Current Journal of Applied Science and Technology

Aims: The aim of this paper was to determine the thermal conductivity and the thermal effusivity of the compressed soil building blocks as a function of their water content.
Study Design: Samples with dimensions 53x40x20 mm³ were produced for experiment. Eight containers and an oven were used to determine the equilibrium moisture content. The thermal properties of samples were obtained using a symmetrical hot strip method device.
Place and Duration of Study: University of Yaounde I and National Advanced School of Engineering, Laboratory of Energizing, Water and Environment, between March 2014 and October 2014.
Methodology: Thereafter, sorption isotherm of this building material was determined using the gravimetric static method of saturated salt solutions at 30°C (ambient average temperature), and GAB equation was applied to discuss the results.
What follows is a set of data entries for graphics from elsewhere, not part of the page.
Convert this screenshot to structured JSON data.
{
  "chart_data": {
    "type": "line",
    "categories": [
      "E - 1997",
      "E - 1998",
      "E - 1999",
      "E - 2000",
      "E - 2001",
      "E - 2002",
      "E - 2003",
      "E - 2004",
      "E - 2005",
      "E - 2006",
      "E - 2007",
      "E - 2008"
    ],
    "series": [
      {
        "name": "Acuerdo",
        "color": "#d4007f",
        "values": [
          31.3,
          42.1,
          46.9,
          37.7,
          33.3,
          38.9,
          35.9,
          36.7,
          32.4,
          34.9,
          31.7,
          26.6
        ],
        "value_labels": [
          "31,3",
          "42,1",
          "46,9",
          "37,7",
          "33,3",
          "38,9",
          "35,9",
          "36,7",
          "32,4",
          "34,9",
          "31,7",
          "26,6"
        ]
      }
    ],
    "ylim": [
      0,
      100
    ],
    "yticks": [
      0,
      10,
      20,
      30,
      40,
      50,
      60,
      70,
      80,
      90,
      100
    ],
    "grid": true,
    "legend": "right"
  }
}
Then, a symmetrical hot strip method device was used to measure the thermal conductivity and the thermal effusivity of these samples, with their water content varying from 0 to a maximum value of 0.139 kg_w.kg_db^-1.An adapted device was developed to prevent water evaporation on the lateral faces of the samples.
Results:Both thermal conductivity and thermal effusivity were modelled and the experimental results were processed to evaluate these thermal properties of compressed soil building blocks.A new simplified model, based on a physical approach with assumption of an ideal shrinkage of the material during the evaporation of water, was built.
Conclusion: Calculated and experimental values of thermal properties were in good agreement, with a maximum standard error of 1.671 Wm^-2K ^-1s^1/2 for thermal effusivity and of 0.024 Wm^-1K^-1 for thermal conductivity. The suitability of this model for other buildings material will be further studied.